Since Screeps is a game from programmers for programmers, you might possibly be interested in how it works server-side. We, on our part, want to reveal some advanced architectural solutions of this project too.

Key facts

The techs used on the server side are Node.js 8.9.3, MongoDB 3, Redis 3.
20k lines of server side JavaScript code.
Run-time computations are done in parallel on 40 quad-core dedicated servers on OVH using 160 x Intel Xeon CPU E3-1231 v3 processor cores (with respective number of node instances).
MongoDB for each shard runs on 24-core machine with 128 GB of RAM and handles 30k update requests per second.
Player run-time code is optimized to work in memory and does not make any hard drive or database requests.

Architectural overview

All the game data is stored in MongoDB. Each game object is a separate database document. It explains the specific view of id property objects which are assigned by the database.

Each game tick is controlled by a special syncing code based on Redis. A tick consists of two stages:

Player scripts calculation.
Commands processing.

A larger picture of stages processing flow could look like this:

A task queue is created for each stage. The tasks of the first stage are scripts of all active players, while the second stage deals with game world rooms. The queue is stored as a Redis List, each task being processed separately by a separate machine.

A tick begins with forming a list of all active players which are put into queue for processing their game scripts. All run-time servers receive tasks from the queue, request the DB data the player needs, and launch computation of their game script, collecting commands for various game objects. After the queue is up, the second stage commences. All active commands are put into queue, and run-time servers start processing commands for objects in each room.

Though different rooms on the processing stage and different players on the calculation stage are handled separately in parallel, the number of parallel processes strictly corresponds to the CPU cores number. One room and one player are processed synchronously by one core which rules out various race conditions.

After both stages are finished, a certain number of requests for changing game objects in the database is formed. These requests are carried out in bulk after the processing stage is finished. MongoDB 3 uses a new storage engine WiredTiger which due to concurrency on document level allows leveraging the advantages of several parallel threads on the DB server. After the DB change is finished, the whole system switches to the next tick processing.
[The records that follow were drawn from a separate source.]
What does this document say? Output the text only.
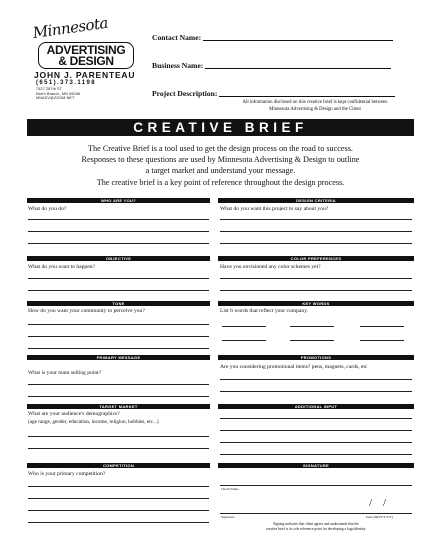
Minnesota
ADVERTISING
& DESIGN
JOHN J. PARENTEAU
(651).373.1198
7527 287th ST.
North Branch, MN 55056
MNADV@ZOOM.NET
Contact Name:
Business Name:
Project Description:
All information disclosed on this creative brief is kept confidential between
Minnesota Advertising & Design and the Client
CREATIVE BRIEF
The Creative Brief is a tool used to get the design process on the road to success.
Responses to these questions are used by Minnesota Advertising & Design to outline
a target market and understand your message.
The creative brief is a key point of reference throughout the design process.
WHO ARE YOU?
What do you do?
DESIGN CRITERIA
What do you want this project to say about you?
OBJECTIVE
What do you want to happen?
COLOR PREFERENCES
Have you envisioned any color schemes yet?
TONE
How do you want your community to perceive you?
KEY WORDS
List 6 words that reflect your company.
PRIMARY MESSAGE
What is your main selling point?
PROMOTIONS
Are you considering promotional items? pens, magnets, cards, etc
TARGET MARKET
What are your audience's demographics?
(age range, gender, education, income, religion, hobbies, etc...)
ADDITIONAL INPUT
COMPETITION
Who is your primary competition?
SIGNATURE
Client Name
/ /
Signature	Date (DD/YY/YY)
Signing indicates that client agrees and understands that the
creative brief is its sole reference point for developing a logo/identity.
DB objects updating is the only operation that requires hard drive access. A disk flush is performed only once a minute on the DB server and does not affect run-time servers which do not work with the disk at all (it is absent on them). Run-time servers receive ready data of game objects and the Memory object which are loaded into RAM even prior to the tasks launch. All the useful work is performed by CPU cores of run-time servers which are "rented" by players on the first stage of the tick, i.e. computation stage.

Scaling

The system is designed to allow easy scaling on two levels:

As the load on the DB increases (i.e. players get more active in the game world shard), we can either increase the number of CPU cores to work with WiredTiger or add more world shards (each with its own separate database).
As the load on the total CPU resulting from players calculations increases, we can just add more run-time servers performing these computations. In a minute after they launch, they can already receive and process tasks from Redis queues.

Script running environment

The Node.js vm library is used when performing tasks on the computing game scripts stage. Each node instance process launches a separate fork that does not have access to its parent process. This fork immediately makes an advance request to the database for the data it needs for calculations. Then it creates a context for the user and executes vm.runInContext. The context is saved in the fork for the future use which allows you to use the global object and require cache repeatedly in your scripts. Also, compilation of the script produces code cached data which is stored and used to speed up later compilations.

Though runInContext is invoked with an execution timeout specific for each player, it is not always able to gracefully finish script execution at certain workload types. If this situation occurs, the whole fork rather than vm is terminated when the time is out. All the players contexts in this process disappear and get re-created from scratch.

For the future, we plan to open-source the code of all the system for you to launch Screeps simulation on your local machine and study it.